Motherboards don't even try to reach 94% efficiency in their designs. PSUs do to get 80+ Titanium certification.
There's no standard for VRM efficiency, so it's hard to market. But high-end boards do tend to be very efficient. Besides, a voltage regulator suited to the load at hand and closer to the load will always be less lossy than an oversized one placed further away. Moving these out of the PSU inherently increases efficiency through eliminating cable losses, and while there's a balance in terms of the number of converters (many discrete ones will mostly be less efficient than one shared), this will generally suit modern loads better, particularly as these voltages fall further out of use. I'd wager most motherboards would ditch 3.3V entirely, which is an indisputable efficiency gain compared to even an idle 3.3V circuit in the PSU.


It would require a new, standardized northbridge bus and connector. Perhaps something Thunderbolt-esque.
That's not a terrible idea. Sounds very expensive, though. It would for sure be a throwback to the days of the chipset of your motherboard really making a big difference for its featureset.
Except design pressures have lead to a custom PSU for every single one of these SFF applications. I don't think OEMs have any interest in a new PSU design. Hell, most of have even left ATX/BTX behind in their bigger offerings. Why? Because, like Apple, they'd prefer you come crawling back to them to support the hardware. They make a lot of bank on servicing contracts.
You're confusing physical form factors with power delivery standards here. We're discussing the latter mainly, not the former. At least I am. I don't see much of an issue with custom form factor PSUs for OEM SFF PCs, but I do take issue when they are no longer ATX-compatible in terms of power. Switching to only 12V on the other hand would open the doors to the world of small, efficient AC-12VDC PSUs, of which there are many great ones in the 100-400W range. Adding 12VSB should be possible through a simple in-line circuit board which would make third-party PSU replacements for OEM SFF desktops relatively easy, unlike now.
Look at the server board example given above--how dense it is with ICs:

Compare that to a modern ATX motherboard--it strikes as being barren:

Even when you shrink it down to ITX, it's still has large swaths of the PCB that are barren:

...that's because a lot of those circuits are in the power supply.
I guess good job at finding two low-end boards with relatively sparse featuresets? Look at an ITX X570 or Z390 board and come back. Also, as far as I can tell most of the power delivery circuitry on that Asrock Rack board is above the RAM slots except for the CPU VRM and some around the southbridge. Then there's two Ethernet controllers, a management controller, and a heap of headers taking up a lot of board space that would be free if not used for server-specific use cases. Then there's the fact that server boards are overbuilt, mostly built to run at 100% load continuously (which consumer boards are definitely not, nor should they be), and generally have prices including years of enterprise support etc.

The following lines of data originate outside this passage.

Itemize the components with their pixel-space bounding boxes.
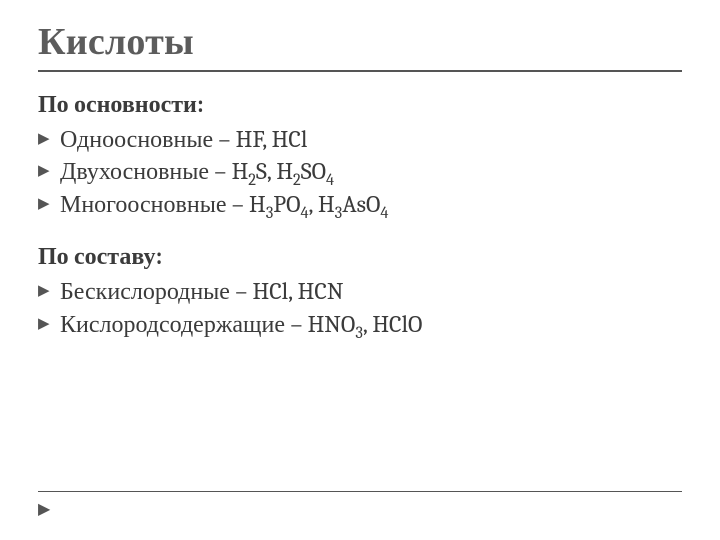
list-item-text: Бескислородные – HCl, HCN xyxy=(60,275,343,307)
title-divider xyxy=(38,70,682,72)
footer-divider xyxy=(38,491,682,492)
section-composition: По составу: ▶ Бескислородные – HCl, HCN … xyxy=(38,242,682,340)
bullet-list: ▶ Одноосновные – HF, HCl ▶ Двухосновные … xyxy=(38,123,682,220)
section-heading: По основности: xyxy=(38,90,682,119)
page-title: Кислоты xyxy=(38,20,682,64)
slide: Кислоты По основности: ▶ Одноосновные – … xyxy=(0,0,720,540)
footer-icon: ▶ xyxy=(38,499,50,518)
list-item: ▶ Одноосновные – HF, HCl xyxy=(38,123,682,155)
bullet-icon: ▶ xyxy=(38,280,60,300)
bullet-icon: ▶ xyxy=(38,128,60,148)
bullet-list: ▶ Бескислородные – HCl, HCN ▶ Кислородсо… xyxy=(38,275,682,340)
list-item: ▶ Двухосновные – H2S, H2SO4 xyxy=(38,155,682,187)
bullet-icon: ▶ xyxy=(38,313,60,333)
list-item-text: Двухосновные – H2S, H2SO4 xyxy=(60,155,334,187)
list-item-text: Одноосновные – HF, HCl xyxy=(60,123,307,155)
list-item: ▶ Кислородсодержащие – HNO3, HClO xyxy=(38,308,682,340)
list-item-text: Кислородсодержащие – HNO3, HClO xyxy=(60,308,422,340)
list-item-text: Многоосновные – H3PO4, H3AsO4 xyxy=(60,188,388,220)
section-heading: По составу: xyxy=(38,242,682,271)
list-item: ▶ Многоосновные – H3PO4, H3AsO4 xyxy=(38,188,682,220)
section-basicity: По основности: ▶ Одноосновные – HF, HCl … xyxy=(38,90,682,220)
bullet-icon: ▶ xyxy=(38,160,60,180)
bullet-icon: ▶ xyxy=(38,193,60,213)
list-item: ▶ Бескислородные – HCl, HCN xyxy=(38,275,682,307)
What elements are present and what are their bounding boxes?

For comparison, here's an ASRock X570 Phantom Gaming ITX/TB3 without its heatsinks and other cosmetics:

TL;DR: FSP is advocating for lower PSU costs and much higher motherboard design and manufacturing costs. I'm not okay with that especially when PSUs really don't functionally obsolete but motherboards do.
No. FSP is showing off a PSU based on an updated Intel power delivery standard - possibly a successor to the ATX power delivery standard? - which aligns much better with current hardware and hardware design trends than the old ATX standard and its legacy featureset and relatively low power delivery capability.